As noted elsewhere (for instance Ars Technica or OsNews or the EU itself) the European Commission has reached a conclusion with Microsoft about Internet browser choice for consumers. The proposed remedy is a browser ballot, from which users of new (and possibly also old) installations of the Windows operating system will be able to select a browser to use.
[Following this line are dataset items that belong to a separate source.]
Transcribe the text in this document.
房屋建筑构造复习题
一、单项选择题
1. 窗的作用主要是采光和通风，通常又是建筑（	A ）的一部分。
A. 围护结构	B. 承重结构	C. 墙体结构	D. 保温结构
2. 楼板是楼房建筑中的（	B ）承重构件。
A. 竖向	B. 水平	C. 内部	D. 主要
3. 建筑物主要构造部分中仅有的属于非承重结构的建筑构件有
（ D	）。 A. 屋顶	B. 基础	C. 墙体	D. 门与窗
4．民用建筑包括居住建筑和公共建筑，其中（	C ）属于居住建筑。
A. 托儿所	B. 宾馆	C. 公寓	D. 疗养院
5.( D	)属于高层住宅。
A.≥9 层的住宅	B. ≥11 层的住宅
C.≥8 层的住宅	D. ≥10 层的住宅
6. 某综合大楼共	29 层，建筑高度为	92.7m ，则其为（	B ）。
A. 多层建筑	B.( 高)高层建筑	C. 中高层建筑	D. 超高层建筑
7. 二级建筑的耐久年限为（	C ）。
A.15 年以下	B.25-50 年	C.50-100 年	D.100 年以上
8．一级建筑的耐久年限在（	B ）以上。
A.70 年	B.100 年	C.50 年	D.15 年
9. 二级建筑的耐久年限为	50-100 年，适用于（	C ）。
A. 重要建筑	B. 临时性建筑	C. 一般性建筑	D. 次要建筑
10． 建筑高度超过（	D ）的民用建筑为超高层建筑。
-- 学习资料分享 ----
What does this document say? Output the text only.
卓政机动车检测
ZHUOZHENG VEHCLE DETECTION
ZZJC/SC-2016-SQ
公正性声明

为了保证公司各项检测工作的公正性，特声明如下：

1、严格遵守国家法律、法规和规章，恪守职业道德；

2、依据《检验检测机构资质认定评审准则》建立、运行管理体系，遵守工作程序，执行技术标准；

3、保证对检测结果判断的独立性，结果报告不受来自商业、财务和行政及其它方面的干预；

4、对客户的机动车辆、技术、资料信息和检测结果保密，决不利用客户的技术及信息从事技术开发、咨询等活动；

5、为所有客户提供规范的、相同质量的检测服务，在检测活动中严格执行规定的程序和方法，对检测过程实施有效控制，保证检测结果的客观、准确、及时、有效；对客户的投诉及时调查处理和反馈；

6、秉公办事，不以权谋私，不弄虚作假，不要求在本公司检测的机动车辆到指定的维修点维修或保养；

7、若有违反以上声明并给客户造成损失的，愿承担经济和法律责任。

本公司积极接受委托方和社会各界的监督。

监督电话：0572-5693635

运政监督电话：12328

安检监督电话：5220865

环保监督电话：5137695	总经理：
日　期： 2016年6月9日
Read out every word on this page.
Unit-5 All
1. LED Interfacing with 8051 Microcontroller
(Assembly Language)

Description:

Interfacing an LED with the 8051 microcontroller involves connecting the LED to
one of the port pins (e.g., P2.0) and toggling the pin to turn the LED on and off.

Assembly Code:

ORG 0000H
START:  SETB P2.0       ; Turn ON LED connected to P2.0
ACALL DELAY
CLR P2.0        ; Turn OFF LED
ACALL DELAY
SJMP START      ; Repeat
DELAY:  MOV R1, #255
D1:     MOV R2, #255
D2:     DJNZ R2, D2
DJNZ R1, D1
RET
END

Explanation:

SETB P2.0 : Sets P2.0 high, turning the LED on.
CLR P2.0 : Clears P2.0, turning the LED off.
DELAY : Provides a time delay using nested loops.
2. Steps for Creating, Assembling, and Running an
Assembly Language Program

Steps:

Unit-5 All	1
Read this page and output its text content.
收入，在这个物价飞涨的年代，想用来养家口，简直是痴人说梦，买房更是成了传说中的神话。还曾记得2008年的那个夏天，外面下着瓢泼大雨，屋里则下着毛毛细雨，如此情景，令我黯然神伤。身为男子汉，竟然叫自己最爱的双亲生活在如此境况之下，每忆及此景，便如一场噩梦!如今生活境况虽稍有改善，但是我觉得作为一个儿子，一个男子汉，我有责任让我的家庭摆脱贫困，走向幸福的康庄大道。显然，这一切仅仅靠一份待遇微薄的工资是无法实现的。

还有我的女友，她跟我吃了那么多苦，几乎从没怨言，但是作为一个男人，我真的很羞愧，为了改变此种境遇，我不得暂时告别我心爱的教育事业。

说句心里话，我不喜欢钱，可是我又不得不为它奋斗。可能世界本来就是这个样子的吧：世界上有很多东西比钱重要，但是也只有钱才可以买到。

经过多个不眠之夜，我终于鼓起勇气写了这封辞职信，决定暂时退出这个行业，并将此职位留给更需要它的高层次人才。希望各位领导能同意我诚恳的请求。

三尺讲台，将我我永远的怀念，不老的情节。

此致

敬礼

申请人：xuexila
The devil is, of course, in the details, and the Free Software Foundation Europe is on the case. The (well, one) thing to watch out for is freezing the browser market in much the same way that it is now; that is, suppose the browser ballot says "Arora, Firefox, IE, Opera" then we have replaced a monopoly by an oligarchy and continue to frustrate innovation and choice on the desktop. So details include questions like "how do we determine which browsers are on the ballot at any given time?" That ties in to the dynamic nature of the browser market (well, that part outside of the monopoly) where new versions are released regularly and there's a whole forest of Free Software alternatives to the "Big Three" (IE, FF, SafOpera). Designing a ballot that prevents leveraging the existing monopoly position is another issue -- of the big three browsers, only one has the word "Internet" in the name, which may skew the ballot.

So the coming months have an interesting mix of social and technical work upcoming in order to provide a remedy that is, in fact, a remedy and not a placebo. The FSFE will continue to follow the case and press for Freedom in browser selection, and supports fair access, competition and innovation in the browser market.